Figure 1. Divergence Process, Fitness Criterion, and Mutational Dataset of Repression Values.

(A) Diagram of the studied divergence process: after a duplication event, a new regulatory interaction can be formed by mutating the two operators, O1 and O2, and two repressors, R1 and R2.

(B) Duplication and divergence yields heterodimers, which can all bind to the operator. The (initially symmetric) operators and repressors are based on the lac sequence, as indicated. Base pairs that are key to altering specificity (colored red and blue) can be mutated to arbitrary sequence.

(C) The selective pressure for independent regulation follows from four input conditions that contribute to the total fitness. When, e.g., R1 is high and R2 low, this implies that X should be low and Y high. Out of all interaction parameters of the network, in this case only F _O1R1 and (F _O2R1)⁻¹ are relevant and need to be optimized.

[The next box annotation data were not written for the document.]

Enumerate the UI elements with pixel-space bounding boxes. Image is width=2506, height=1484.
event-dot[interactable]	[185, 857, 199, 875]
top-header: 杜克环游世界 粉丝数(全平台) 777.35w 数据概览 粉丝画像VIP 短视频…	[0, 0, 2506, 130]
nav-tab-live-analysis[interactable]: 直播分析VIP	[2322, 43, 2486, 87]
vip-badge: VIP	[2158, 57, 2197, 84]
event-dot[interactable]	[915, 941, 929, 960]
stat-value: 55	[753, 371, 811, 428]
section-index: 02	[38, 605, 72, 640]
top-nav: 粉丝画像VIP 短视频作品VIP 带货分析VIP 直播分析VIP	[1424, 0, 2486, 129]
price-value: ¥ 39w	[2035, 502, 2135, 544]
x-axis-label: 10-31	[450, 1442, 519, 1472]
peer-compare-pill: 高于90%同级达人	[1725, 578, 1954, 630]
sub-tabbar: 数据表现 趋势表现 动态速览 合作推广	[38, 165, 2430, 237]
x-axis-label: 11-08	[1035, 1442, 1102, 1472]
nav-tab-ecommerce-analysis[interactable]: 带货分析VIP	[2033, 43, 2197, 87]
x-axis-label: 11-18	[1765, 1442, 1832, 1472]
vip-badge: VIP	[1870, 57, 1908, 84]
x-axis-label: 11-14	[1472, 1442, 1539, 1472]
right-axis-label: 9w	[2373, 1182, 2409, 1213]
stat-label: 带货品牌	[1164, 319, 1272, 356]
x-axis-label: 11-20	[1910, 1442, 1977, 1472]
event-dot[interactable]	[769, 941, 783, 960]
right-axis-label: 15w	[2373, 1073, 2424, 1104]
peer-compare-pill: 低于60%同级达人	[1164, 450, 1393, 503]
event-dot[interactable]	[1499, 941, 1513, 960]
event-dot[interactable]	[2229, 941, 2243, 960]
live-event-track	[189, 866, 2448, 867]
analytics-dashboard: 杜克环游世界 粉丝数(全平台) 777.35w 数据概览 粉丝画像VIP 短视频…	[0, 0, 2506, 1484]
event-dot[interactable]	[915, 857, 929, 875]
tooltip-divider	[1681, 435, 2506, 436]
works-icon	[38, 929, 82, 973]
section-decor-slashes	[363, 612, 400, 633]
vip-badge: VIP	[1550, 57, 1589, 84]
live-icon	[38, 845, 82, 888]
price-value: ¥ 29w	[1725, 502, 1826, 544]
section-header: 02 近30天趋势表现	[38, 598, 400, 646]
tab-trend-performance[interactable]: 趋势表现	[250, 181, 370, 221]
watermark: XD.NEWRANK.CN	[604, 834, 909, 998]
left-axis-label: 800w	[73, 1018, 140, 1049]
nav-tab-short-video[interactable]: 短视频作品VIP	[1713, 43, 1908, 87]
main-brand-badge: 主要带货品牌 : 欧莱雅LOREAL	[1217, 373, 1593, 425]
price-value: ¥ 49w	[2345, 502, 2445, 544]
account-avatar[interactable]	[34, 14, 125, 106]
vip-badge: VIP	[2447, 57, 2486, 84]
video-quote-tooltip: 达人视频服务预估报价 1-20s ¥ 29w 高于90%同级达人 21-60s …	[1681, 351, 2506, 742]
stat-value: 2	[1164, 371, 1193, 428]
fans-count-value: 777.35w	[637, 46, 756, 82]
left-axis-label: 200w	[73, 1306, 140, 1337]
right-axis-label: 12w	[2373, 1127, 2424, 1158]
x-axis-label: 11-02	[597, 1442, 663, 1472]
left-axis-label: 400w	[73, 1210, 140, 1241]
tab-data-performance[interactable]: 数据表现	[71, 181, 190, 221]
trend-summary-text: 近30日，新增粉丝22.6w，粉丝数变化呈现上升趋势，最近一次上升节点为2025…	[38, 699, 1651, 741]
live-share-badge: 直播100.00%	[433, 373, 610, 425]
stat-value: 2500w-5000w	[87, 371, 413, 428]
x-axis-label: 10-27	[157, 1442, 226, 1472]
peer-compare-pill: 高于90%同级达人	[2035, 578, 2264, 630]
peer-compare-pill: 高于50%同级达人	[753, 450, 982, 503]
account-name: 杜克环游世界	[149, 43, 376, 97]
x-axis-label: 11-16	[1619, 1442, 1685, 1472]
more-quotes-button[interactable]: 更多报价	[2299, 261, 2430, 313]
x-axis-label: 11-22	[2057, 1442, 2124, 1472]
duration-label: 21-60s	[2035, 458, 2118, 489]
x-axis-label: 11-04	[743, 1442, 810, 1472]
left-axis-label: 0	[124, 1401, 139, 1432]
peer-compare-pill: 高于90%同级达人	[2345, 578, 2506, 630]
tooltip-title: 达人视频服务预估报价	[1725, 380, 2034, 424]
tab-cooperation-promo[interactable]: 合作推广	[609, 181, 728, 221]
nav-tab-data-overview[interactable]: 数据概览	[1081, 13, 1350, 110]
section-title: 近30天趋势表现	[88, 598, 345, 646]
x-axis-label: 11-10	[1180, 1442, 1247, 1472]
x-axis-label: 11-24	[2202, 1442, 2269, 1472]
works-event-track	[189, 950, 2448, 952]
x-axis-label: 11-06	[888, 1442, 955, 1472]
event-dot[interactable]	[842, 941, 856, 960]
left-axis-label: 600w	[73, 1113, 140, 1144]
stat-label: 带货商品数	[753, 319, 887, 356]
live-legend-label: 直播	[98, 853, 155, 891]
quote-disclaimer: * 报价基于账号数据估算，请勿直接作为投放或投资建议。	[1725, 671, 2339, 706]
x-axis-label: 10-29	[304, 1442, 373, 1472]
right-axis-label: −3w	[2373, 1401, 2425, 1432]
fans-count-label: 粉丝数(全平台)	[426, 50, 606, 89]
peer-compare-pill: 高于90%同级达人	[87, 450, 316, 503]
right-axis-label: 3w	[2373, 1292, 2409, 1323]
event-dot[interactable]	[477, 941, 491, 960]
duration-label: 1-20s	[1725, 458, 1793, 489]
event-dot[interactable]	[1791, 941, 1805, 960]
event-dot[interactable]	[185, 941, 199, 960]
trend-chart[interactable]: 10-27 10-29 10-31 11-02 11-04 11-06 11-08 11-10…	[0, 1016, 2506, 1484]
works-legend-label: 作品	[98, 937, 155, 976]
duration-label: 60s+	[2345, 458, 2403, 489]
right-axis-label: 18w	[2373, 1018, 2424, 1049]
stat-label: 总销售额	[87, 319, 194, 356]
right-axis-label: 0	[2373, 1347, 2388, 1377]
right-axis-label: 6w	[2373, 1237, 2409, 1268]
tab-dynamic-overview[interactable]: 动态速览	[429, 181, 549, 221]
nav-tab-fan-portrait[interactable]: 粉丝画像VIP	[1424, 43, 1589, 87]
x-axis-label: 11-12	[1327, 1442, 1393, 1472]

When R1 and R2 are high, both X and Y should be low, regardless of which repressor-dimer causes repression. Therefore max(F _O1) (the strongest interaction with O1 by either homodimers of R1 or R2 or by the heterodimer of R1 and R2) and max(F _O2) need to be be optimized. When both R1 and R2 are low, no parameters need to be optimized.

(D) Resulting repression value landscape, showing repression values based on actual measurements of mutants.